About nine in the morning of Tuesday, the second day of the shipwreck, the approach in the little whale-boat was descried by those on the rock; all uttered an exclamation of joy, and in return the surprise of the coxswain and his crew to find so many of their shipmates still surviving is not to be described. But the surf ran so high as to endanger the safety of the boat, and several of the people imprudently endeavored to get into it. The coxswain tried to persuade Captain Palmer to come to him, but he steadily refused, saying, "No, Smith, save your unfortunate shipmates, never mind me."--After some little consultation, he desired him to take the Greek pilot on board, and make the best of his way to Cerigotto, where the pilot said there were some families of fishermen, who doubtless would relieve their necessities.
But it appeared as if Heaven had ordained the destruction of this unfortunate crew, for, soon after the boat departed, the wind began to increase, and dark clouds gathering around, excited among those remaining behind all their apprehensions for a frightful storm. In a about two hours it commenced with the greatest fury; the waves rose considerably, and soon destroyed the fire. They nearly covered the rock, and compelled the men to fly to the highest part for refuge, which was the only one that could afford any shelter. There nearly ninety people passed a night of the greatest horrors; and the only means of preventing themselves from being swept away by the surf, which every moment broke over them, was by a small rope fastened round the summit of the rock, and with difficulty holding on by each other.
The fatigues which the people had previously undergone, added to what they now endured, proved too overpowering to many of their number; several became delirious; their strength was exhausted, and they could hold on no longer.
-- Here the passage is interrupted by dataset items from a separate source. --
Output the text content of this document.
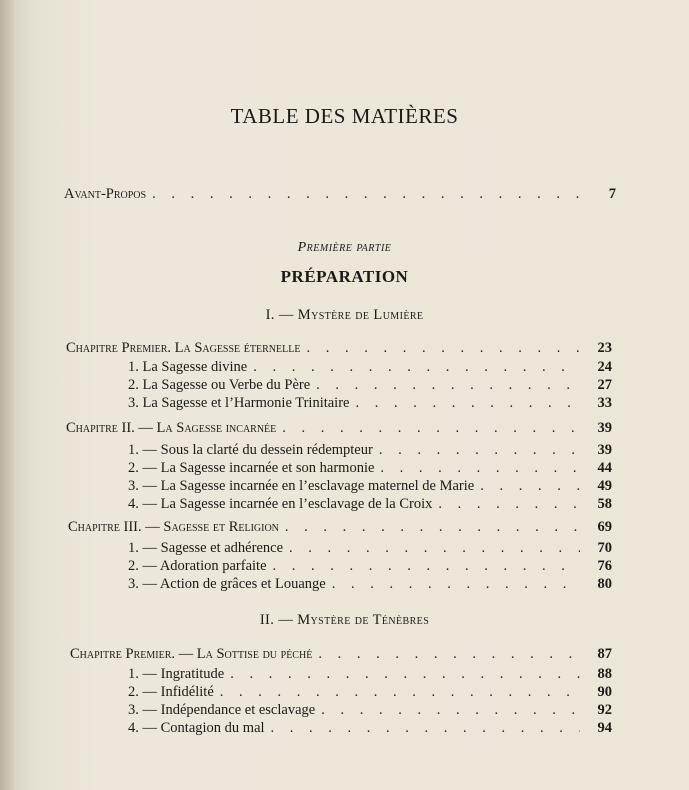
TABLE DES MATIÈRES
Avant-Propos . . .	7
Première partie
PRÉPARATION
I. — Mystère de Lumière
Chapitre Premier. La Sagesse éternelle . . .	23
1. La Sagesse divine . . .	24
2. La Sagesse ou Verbe du Père . . .	27
3. La Sagesse et l’Harmonie Trinitaire . . .	33
Chapitre II. — La Sagesse incarnée . . .	39
1. — Sous la clarté du dessein rédempteur . . .	39
2. — La Sagesse incarnée et son harmonie . . .	44
3. — La Sagesse incarnée en l’esclavage maternel de Marie . . .	49
4. — La Sagesse incarnée en l’esclavage de la Croix . . .	58
Chapitre III. — Sagesse et Religion . . .	69
1. — Sagesse et adhérence . . .	70
2. — Adoration parfaite . . .	76
3. — Action de grâces et Louange . . .	80
II. — Mystère de Ténèbres
Chapitre Premier. — La Sottise du péché . . .	87
1. — Ingratitude . . .	88
2. — Infidélité . . .	90
3. — Indépendance et esclavage . . .	92
4. — Contagion du mal . . .	94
Their afflictions were still further aggravated by an apprehension that the wind, veering more to the north, would raise the sea to their present situation, in which case a single wave would have swept them all into oblivion.
The hardships which the crew had already suffered were sufficient to terminate existence, and many had met with deplorable accidents. One in particular, while crossing the channel between the rocks at an unsuitable time, was dashed against them so as to be nearly scalped, and exhibited a dreadful spectacle to his companions. He lingered out the night, and next morning expired. The more fortunate survivors were but ill prepared to meet the terrible effects of famine; their strength enfeebled, their bodies unsheltered and abandoned by hope. Nor were they less alarmed for the fate of their boat. The storm came on before she could have reached the intended island, and on her safety their own depended. But the scene which daylight presented was still more deplorable. The survivors beheld the corpses of their departed shipmates, and some still in the agonies of death. They were themselves altogether exhausted, from the sea all night breaking over them, and the inclemency of the weather, which was such, that many, among whom was the carpenter, perished from excessive cold.